Zinner went out of her way to express support for the Hose Company, noting that it “goes beyond commendable” that the volunteer members are willing to put their lives on the line to fight fires and rescue people. She also highlighted the city council’s commitment to public safety, citing its recent approval of a $30,100 budget amendment to support the fire company’s purchase of underwater rescue equipment, as well as members urging the public to contact state legislators and express their opposition to bills under consideration that would curtail funding for school resource officers.

“I have no doubt that every law has been followed — every ‘i’ has been dotted and ‘t’ crossed to bring this raffle to fruition — but I’m saddened, as are others in the community, that this was deemed the best option,” Zinner said.

Ringsaker stressed that the Susquehanna Hose Company’s raffle is happening within the state’s “very restrictive” gun laws, passed by the General Assembly in 2013. He did acknowledge the optics of raffling off a firearm, though.

“If I were on the board, I probably wouldn’t have done that, because I agree the optics can be damaging,” Ringsaker said. “However, I fully support their right to have a legal raffle, to raffle what they want to, a firearm that I would have pleasure in owning myself if I were to win.
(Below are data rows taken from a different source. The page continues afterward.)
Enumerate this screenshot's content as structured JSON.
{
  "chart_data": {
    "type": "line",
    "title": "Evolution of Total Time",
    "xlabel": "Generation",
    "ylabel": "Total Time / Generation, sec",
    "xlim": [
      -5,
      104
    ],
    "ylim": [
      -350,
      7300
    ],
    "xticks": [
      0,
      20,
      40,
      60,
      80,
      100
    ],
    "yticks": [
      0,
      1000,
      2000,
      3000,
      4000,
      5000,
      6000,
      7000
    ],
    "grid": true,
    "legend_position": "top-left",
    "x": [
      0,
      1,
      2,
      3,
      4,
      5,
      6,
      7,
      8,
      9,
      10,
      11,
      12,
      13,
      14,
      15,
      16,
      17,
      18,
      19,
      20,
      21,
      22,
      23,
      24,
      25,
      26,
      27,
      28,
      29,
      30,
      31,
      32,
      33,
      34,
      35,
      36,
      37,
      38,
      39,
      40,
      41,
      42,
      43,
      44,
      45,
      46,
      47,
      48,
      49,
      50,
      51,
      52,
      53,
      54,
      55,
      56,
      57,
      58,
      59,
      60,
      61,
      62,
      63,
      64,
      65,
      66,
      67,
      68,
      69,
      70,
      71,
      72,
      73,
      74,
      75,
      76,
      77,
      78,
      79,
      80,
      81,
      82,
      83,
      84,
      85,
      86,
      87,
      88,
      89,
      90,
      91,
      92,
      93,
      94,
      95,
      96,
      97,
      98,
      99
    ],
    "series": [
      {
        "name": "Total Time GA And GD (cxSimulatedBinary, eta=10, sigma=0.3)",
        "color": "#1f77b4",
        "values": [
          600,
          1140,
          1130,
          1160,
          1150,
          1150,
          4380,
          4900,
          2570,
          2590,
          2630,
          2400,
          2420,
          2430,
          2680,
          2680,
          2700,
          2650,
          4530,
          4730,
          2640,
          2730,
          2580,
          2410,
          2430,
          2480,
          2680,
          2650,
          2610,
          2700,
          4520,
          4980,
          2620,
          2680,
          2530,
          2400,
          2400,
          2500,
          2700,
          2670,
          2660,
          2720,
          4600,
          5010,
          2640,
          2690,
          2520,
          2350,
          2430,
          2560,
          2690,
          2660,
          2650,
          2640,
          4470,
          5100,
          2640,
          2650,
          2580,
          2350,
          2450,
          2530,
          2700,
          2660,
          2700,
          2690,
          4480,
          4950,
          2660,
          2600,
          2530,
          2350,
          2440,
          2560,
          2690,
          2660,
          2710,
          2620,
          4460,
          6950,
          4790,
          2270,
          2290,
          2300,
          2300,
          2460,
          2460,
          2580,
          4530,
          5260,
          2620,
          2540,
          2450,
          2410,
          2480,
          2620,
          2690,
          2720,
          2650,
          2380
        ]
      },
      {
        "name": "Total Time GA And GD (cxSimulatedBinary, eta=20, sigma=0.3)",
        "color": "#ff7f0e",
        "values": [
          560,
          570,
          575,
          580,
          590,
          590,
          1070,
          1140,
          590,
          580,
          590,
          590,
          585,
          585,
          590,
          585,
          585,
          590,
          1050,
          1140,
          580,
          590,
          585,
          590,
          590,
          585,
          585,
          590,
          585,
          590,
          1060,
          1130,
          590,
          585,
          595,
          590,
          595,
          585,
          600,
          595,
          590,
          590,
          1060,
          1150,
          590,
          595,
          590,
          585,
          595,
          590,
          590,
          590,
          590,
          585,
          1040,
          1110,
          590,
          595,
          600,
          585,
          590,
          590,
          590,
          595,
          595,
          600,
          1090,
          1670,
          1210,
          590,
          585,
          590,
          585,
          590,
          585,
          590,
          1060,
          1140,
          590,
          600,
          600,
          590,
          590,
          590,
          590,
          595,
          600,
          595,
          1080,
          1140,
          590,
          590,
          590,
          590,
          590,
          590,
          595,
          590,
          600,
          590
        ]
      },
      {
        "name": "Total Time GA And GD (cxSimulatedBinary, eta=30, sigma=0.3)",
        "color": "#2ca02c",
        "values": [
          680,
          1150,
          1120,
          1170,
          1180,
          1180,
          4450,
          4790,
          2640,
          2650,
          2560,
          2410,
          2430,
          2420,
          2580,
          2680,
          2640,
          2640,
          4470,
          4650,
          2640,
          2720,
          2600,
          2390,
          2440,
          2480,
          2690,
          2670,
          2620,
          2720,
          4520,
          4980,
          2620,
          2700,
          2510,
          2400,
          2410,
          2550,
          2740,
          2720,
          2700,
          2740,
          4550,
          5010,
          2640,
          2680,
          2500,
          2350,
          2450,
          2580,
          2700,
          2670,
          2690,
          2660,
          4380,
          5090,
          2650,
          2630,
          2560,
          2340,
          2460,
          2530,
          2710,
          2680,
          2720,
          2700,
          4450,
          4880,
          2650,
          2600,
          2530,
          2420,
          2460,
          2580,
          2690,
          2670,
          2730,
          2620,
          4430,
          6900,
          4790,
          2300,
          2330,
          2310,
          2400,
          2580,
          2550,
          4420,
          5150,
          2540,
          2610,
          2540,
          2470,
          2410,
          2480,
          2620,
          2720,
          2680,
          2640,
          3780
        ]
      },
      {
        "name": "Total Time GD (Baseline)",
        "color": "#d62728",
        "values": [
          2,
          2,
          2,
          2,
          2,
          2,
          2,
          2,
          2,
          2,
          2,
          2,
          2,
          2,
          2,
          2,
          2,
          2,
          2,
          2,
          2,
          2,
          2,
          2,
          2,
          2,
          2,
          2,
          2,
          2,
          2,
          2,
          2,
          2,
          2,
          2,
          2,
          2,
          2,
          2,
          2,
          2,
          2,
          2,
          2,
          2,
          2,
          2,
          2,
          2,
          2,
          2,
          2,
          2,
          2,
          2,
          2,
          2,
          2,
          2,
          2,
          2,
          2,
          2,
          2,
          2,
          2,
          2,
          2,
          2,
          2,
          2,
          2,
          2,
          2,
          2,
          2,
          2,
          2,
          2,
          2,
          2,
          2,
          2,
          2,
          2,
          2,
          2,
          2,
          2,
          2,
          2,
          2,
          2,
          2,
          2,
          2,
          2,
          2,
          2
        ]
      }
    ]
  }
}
I wish them the best of luck.”

Resident James Miller, who said he is an active 45-year member of the fire company, also defended the raffle during the portion of the meeting reserved for citizen comments on city business. He noted that he is not a gun owner, but stressed that the company is following all applicable laws for the raffle.

“If you want to make a donation, and you don’t like the gun, maybe you can win it and then you can destroy it like other people have done,” Miller said.